The beta test for Exoprimal consisted ostensibly of just one “game mode,” although it occasionally broke off into a separate challenge. The first mode, at least for me, showed up far more commonly than the second, and was part of the “Wargame,” in which two teams of five players are told by an overseeing AI that they will compete to see who can kill several waves of dinosaurs the fastest. This description turned out to be only partially true, however, as once a team finishes the last dinosaur wave, they're transported somewhere else and have to engage with an entirely different objective, such as picking up a variety of cubes or defending a slow moving transport.
The twist is that, once you reach this final objective, both teams spawn in the same area, and members from opposing teams can very much interact with each other by way of bullets to the head. You can stop the other team from moving their object or steal cubes they’ve collected by killing them. And since this is the final objective, what this generally means is that, unless one team is substantially out in front of the other, the actual determinant of the contest is not which team is better at killing dinosaurs, but rather, other players.
Even on those rare occasions when your team gets such a sizable lead that you would be able to finish moving your object before the other team is in range, Exoprimal will pull some Mario Kart-esque shenanigans and flat out spawn in very powerful dinosaurs controlled by players on the other team that will slow you down. And it has no shame about doing this, either; one round saw my team get so far ahead (about a full minute) that the opposing team got three different dinosaur spawns. Another match had the inverse outcome, where the other team eventually got several objectives ahead of us, but we managed to come back simply because we dominated the PvP phase at the end.

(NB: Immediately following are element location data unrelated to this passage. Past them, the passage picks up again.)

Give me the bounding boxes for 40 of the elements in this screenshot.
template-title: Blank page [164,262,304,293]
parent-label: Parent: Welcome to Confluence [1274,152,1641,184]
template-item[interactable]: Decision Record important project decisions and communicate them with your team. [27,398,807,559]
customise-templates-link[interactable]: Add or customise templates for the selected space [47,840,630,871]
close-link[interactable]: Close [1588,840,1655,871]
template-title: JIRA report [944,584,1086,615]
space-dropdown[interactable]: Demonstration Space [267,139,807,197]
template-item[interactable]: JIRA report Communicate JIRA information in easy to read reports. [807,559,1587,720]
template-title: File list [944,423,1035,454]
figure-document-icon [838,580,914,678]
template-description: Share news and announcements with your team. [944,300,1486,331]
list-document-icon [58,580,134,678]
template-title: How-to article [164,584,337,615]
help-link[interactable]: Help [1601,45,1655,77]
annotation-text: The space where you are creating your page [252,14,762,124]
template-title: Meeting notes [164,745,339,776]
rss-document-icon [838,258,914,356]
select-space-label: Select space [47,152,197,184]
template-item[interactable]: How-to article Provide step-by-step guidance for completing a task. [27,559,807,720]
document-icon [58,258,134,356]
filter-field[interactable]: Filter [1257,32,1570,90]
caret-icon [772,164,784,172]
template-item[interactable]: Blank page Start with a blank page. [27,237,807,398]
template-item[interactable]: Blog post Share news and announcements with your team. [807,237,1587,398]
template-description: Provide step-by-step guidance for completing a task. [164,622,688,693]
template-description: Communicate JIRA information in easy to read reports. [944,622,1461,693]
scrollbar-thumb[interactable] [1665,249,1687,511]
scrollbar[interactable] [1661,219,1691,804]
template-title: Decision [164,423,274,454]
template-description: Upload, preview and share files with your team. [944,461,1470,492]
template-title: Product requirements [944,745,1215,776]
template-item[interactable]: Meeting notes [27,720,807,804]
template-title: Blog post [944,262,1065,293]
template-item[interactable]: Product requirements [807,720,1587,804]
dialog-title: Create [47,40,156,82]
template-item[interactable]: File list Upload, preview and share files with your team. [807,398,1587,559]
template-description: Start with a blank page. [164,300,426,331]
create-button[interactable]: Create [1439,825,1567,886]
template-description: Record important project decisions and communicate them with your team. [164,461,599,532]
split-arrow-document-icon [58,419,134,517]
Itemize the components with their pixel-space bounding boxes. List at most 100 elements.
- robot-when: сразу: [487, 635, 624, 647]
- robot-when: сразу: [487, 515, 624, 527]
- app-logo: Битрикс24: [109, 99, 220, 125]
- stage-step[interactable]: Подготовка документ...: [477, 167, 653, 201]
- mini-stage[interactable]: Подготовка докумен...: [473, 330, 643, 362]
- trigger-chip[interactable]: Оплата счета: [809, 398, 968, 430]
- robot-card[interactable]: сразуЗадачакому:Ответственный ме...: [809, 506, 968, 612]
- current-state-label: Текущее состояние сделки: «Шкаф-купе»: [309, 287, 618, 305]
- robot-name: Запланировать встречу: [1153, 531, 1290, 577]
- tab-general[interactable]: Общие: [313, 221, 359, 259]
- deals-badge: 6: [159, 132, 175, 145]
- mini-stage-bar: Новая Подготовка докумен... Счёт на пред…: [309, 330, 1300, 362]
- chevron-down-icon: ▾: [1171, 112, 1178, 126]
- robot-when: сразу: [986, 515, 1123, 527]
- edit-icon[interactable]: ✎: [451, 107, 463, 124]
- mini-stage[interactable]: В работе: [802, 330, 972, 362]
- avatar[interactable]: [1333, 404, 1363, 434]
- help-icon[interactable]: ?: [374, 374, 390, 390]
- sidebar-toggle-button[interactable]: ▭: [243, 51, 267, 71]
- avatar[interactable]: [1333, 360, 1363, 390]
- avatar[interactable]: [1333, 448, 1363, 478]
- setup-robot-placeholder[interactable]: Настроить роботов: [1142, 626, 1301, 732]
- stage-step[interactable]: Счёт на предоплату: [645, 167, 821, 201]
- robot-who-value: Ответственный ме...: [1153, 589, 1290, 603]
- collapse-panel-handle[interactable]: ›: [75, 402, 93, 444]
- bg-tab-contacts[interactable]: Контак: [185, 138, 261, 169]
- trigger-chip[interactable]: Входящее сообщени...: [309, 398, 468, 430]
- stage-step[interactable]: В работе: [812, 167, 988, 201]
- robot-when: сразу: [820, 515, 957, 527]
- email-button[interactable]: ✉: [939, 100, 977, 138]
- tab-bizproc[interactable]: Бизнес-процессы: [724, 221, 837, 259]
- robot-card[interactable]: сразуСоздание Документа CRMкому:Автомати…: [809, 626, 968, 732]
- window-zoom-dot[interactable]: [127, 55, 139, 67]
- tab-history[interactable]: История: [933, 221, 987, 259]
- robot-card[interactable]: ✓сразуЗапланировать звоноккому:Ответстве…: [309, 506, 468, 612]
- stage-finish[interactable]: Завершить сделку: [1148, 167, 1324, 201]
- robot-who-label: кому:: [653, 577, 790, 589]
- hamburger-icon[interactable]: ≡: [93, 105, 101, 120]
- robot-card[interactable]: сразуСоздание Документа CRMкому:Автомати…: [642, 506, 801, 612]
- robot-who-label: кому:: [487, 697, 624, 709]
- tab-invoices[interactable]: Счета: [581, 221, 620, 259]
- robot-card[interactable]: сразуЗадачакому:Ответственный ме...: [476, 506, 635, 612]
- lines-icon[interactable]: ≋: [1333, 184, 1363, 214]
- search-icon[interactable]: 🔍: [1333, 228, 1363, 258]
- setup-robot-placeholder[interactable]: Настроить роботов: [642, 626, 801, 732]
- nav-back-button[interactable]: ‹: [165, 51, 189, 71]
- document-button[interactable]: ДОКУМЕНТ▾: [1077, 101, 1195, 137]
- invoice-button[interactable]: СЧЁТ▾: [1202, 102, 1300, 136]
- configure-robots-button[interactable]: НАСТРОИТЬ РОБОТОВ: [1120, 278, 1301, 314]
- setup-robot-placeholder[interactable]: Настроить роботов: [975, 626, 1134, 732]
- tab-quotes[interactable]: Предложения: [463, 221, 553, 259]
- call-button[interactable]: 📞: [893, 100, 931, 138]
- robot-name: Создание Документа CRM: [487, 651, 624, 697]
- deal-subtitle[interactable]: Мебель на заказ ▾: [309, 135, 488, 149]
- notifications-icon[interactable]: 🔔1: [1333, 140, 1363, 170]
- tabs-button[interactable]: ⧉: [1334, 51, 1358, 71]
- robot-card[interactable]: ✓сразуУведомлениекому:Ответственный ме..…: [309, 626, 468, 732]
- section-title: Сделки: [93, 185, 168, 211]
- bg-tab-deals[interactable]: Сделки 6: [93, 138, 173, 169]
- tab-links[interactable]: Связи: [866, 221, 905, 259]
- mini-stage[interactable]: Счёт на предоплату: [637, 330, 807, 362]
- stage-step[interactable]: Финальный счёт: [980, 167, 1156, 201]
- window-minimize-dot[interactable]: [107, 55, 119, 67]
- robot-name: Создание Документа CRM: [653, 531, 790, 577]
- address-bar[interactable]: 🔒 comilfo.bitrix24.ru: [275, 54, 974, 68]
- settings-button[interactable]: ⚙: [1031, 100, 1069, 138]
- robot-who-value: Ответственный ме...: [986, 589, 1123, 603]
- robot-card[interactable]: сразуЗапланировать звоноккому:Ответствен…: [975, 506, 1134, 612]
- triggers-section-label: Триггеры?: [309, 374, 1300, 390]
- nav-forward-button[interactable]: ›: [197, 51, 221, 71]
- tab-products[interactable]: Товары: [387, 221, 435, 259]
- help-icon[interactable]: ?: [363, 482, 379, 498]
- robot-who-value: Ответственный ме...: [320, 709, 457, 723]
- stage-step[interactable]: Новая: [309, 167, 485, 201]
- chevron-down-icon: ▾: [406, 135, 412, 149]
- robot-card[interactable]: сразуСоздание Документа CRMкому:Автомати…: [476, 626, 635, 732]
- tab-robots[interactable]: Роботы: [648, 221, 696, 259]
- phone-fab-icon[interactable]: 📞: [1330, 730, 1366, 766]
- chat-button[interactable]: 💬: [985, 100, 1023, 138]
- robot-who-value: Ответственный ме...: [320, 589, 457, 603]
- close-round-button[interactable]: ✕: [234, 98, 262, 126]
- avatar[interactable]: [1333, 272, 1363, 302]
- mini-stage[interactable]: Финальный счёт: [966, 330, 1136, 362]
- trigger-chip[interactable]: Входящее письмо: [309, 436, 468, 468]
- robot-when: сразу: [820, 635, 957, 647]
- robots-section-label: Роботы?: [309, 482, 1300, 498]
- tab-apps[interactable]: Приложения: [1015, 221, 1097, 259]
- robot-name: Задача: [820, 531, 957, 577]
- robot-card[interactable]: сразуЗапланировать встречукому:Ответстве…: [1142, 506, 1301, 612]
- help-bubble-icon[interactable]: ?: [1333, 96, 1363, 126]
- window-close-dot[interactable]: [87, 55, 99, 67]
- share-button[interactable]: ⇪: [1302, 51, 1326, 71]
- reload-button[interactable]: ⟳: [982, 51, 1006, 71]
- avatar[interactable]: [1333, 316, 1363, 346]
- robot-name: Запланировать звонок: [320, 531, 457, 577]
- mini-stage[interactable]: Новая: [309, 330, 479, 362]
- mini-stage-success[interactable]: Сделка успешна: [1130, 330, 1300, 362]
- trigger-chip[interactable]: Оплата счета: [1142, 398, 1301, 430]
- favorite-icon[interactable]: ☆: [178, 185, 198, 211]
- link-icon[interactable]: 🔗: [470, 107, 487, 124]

I’m not a huge fan of this from a design standpoint; if the big selling point of the game is killing dinosaurs, then the deciding factor in a match should be... well, who is better at killing dinosaurs. I understand the desire to keep things exciting until the end, but surely there are more effective ways to do that than turning things from a dinosaur shooter into standard PvP combat, especially since as a PvP shooter Exoprimal is somewhat lackluster.
Thankfully there was a hidden second game mode within Wargame that showed up occasionally for me, where after killing off a wave of dinosaurs, the AI overseeing things would declare both teams as exemplary test subjects and cancel the competition in favor of having them work together to take down a series of increasingly difficult hordes of dinos. I liked this a lot more, since it reinforces the cooperative dinosaur killing element. The sheer number of players involved did tend to make things a tad easy; with ten players on the field working together, it's hard to really feel that threatened. I think this would have been a particularly interesting challenge if it had just been available with a 5 person team from the start.
Overall, it’s a little tough to gauge much from the Exoprimal beta. In fairness, it makes certain you’re aware that there will be more modes in the final product, so it's tough to say whether the full release will place a greater emphasis on killing dinosaurs. If it will, I’d be curious why Wargame is the mode the developers chose to shown off here, but if it won’t, and the majority of the main game has a heavy sprinkling of PvP involved, I have to say I’d be a lot less optimistic. Dinosaur killing is definitely the strength of Exoprimal; the class layouts, controls, and general feel of the game are all much better suited to cooperative dino killing than team based PvP. There’s the foundation of a really fun title here, but we’ll have to wait and see what Capcom decides to build on top of that foundation.